On the phone to Poland, I ask her how the farm’s going. She is dismissive. “A bit of wheat and potatoes, four chickens. Most people aren’t even doing that. They’re just letting the forest grow back. You can’t sell anything, so what’s the point? Practically every home in this village has someone in the west now, anyway.” There’s no space to be sentimental about the loss of tradition and farming practices when families are being ripped apart on this epic scale. Anna gets £8 a month child benefit; just one pair of trainers costs twice that. Although wages are very low, prices of consumer goods are high in post-communist Europe. In Poland, where setting up in business is still beset with expenses and difficulties, and where even professionals and skilled workers usually earn only between £100 and £150 a month, people take a calculated risk. They know that not everything is easy in western Europe; but if they can earn even a little more there, it’s worth it.

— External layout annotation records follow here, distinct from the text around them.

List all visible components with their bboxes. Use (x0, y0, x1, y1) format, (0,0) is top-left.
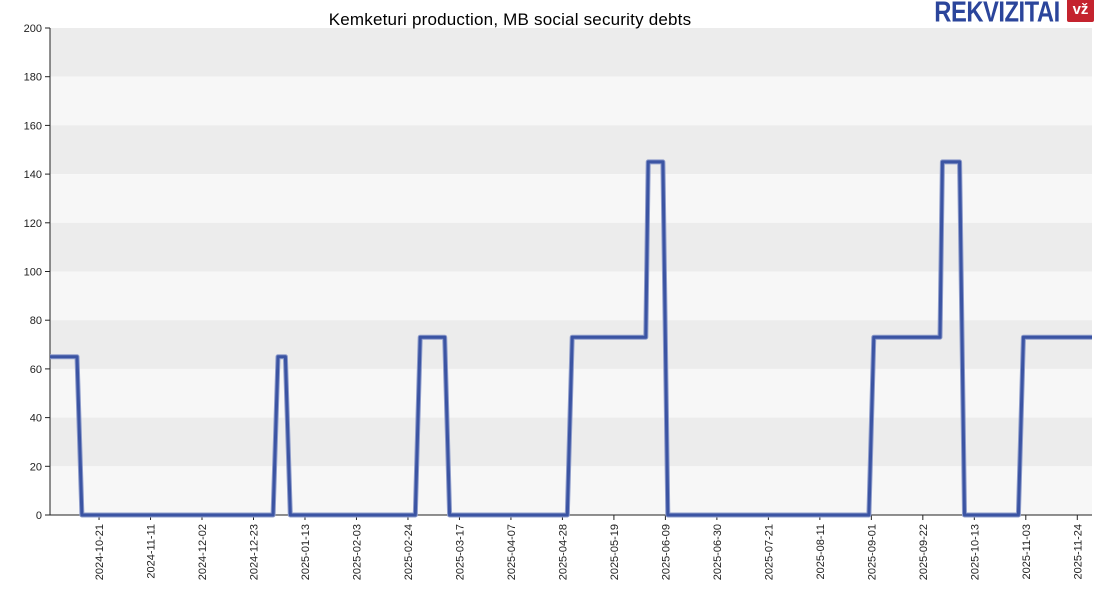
rekvizitai-logo[interactable]: REKVIZITAI vž (931, 0, 1094, 28)
svg-text:2025-09-01: 2025-09-01 (866, 524, 878, 580)
logo-vz-badge: vž (1067, 0, 1094, 22)
svg-text:2025-07-21: 2025-07-21 (763, 524, 775, 580)
svg-text:2025-11-24: 2025-11-24 (1072, 524, 1084, 579)
svg-text:2024-12-02: 2024-12-02 (197, 524, 209, 580)
svg-text:2025-02-03: 2025-02-03 (351, 524, 363, 580)
svg-text:140: 140 (24, 169, 42, 181)
svg-text:2025-09-22: 2025-09-22 (918, 524, 930, 580)
svg-text:60: 60 (30, 364, 42, 376)
svg-text:2025-06-30: 2025-06-30 (712, 524, 724, 580)
y-axis-ticks: 0 20 40 60 80 100 120 140 160 180 200 (24, 23, 50, 522)
svg-text:0: 0 (36, 510, 42, 522)
svg-text:2025-05-19: 2025-05-19 (609, 524, 621, 580)
svg-text:2025-02-24: 2025-02-24 (403, 524, 415, 580)
svg-text:160: 160 (24, 120, 42, 132)
svg-text:100: 100 (24, 267, 42, 279)
svg-text:2024-11-11: 2024-11-11 (146, 524, 158, 579)
svg-text:2025-11-03: 2025-11-03 (1021, 524, 1033, 579)
svg-text:2025-10-13: 2025-10-13 (969, 524, 981, 580)
svg-text:2025-04-07: 2025-04-07 (506, 524, 518, 580)
svg-text:2025-08-11: 2025-08-11 (815, 524, 827, 579)
svg-text:200: 200 (24, 23, 42, 35)
svg-text:80: 80 (30, 315, 42, 327)
svg-text:40: 40 (30, 413, 42, 425)
chart-title: Kemketuri production, MB social security… (328, 10, 692, 29)
svg-text:180: 180 (24, 72, 42, 84)
svg-text:2025-03-17: 2025-03-17 (454, 524, 466, 580)
svg-text:2025-06-09: 2025-06-09 (660, 524, 672, 580)
svg-text:2025-04-28: 2025-04-28 (557, 524, 569, 580)
svg-text:2024-10-21: 2024-10-21 (94, 524, 106, 580)
logo-text: REKVIZITAI (934, 0, 1060, 29)
svg-text:120: 120 (24, 218, 42, 230)
x-axis-ticks: 2024-10-21 2024-11-11 2024-12-02 2024-12-23… (94, 515, 1084, 580)
svg-text:2025-01-13: 2025-01-13 (300, 524, 312, 580)
svg-text:20: 20 (30, 461, 42, 473)
series-social-security-debts (50, 160, 1092, 517)
svg-text:2024-12-23: 2024-12-23 (248, 524, 260, 580)
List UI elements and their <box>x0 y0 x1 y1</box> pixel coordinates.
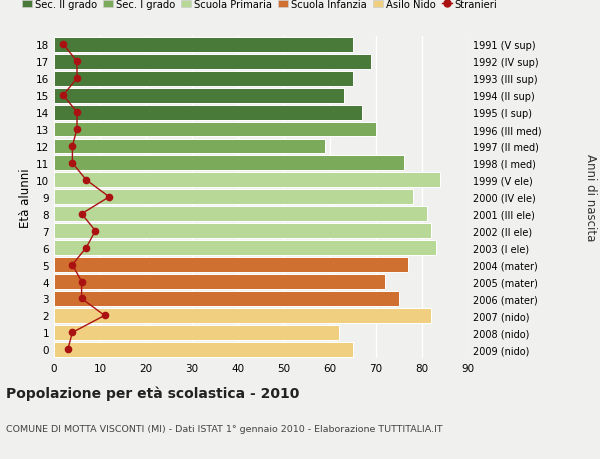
Bar <box>54 224 431 239</box>
Y-axis label: Età alunni: Età alunni <box>19 168 32 227</box>
Bar <box>54 274 385 289</box>
Bar <box>54 139 325 154</box>
Bar <box>54 38 353 53</box>
Bar <box>54 207 427 222</box>
Bar <box>54 325 339 340</box>
Text: Anni di nascita: Anni di nascita <box>584 154 597 241</box>
Bar <box>54 257 408 273</box>
Bar <box>54 55 371 69</box>
Bar <box>54 342 353 357</box>
Legend: Sec. II grado, Sec. I grado, Scuola Primaria, Scuola Infanzia, Asilo Nido, Stran: Sec. II grado, Sec. I grado, Scuola Prim… <box>22 0 497 10</box>
Bar <box>54 156 404 171</box>
Bar <box>54 291 399 306</box>
Bar <box>54 241 436 256</box>
Bar <box>54 308 431 323</box>
Text: COMUNE DI MOTTA VISCONTI (MI) - Dati ISTAT 1° gennaio 2010 - Elaborazione TUTTIT: COMUNE DI MOTTA VISCONTI (MI) - Dati IST… <box>6 425 443 433</box>
Bar <box>54 122 376 137</box>
Bar <box>54 173 440 188</box>
Text: Popolazione per età scolastica - 2010: Popolazione per età scolastica - 2010 <box>6 386 299 400</box>
Bar <box>54 89 344 103</box>
Bar <box>54 106 362 120</box>
Bar <box>54 72 353 86</box>
Bar <box>54 190 413 205</box>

The economies of the host countries, meanwhile, are prospering. Unregistered migrant workers cost very little; they can claim no benefits, and are generally afraid to ask for help. Others pay their way. The TUC estimates that since 1 May 2004, registered migrant workers have contributed more than £4m a week to UK gross domestic product and are paying more than £0.5m a week in tax and National Insurance. Few want to stay here long-term.

While the TUC, jobcentres and big employers are starting to liaise with community groups and workers themselves in delivering support and advice to migrants, legislation to deal with the anomalous position of agency working, in which migrants do not qualify as employees but as workers on contracts to provide services, has been slow to follow. An EU-wide agency workers’ directive, which would have helped to regulate the flexible working market, was blocked by both the UK and Polish governments, nervous that it could undermine existing regulations. The UK has since changed its position, but progress is slow. The Gangmasters Licensing Authority will begin work in April to curb abuse of migrant workers in the agricultural industry.

Marek was looking forward to going home for Christmas when I met him. “I’ll kiss my wife. I’ll hug the kids,” he said. “And I’ve saved a bit of money. It’s three times as much as I’d have earned in Poland. That can’t be bad, can it?”

Three weeks later he was back in Berkshire, with a new group of men, waiting to be called for work. Anna won’t see him again until June. “He might as well stay there. At least he’s earning something,” she says on the phone. “I’d do it as well if I could. Most of the time, I just pray. That’s what keeps me going.”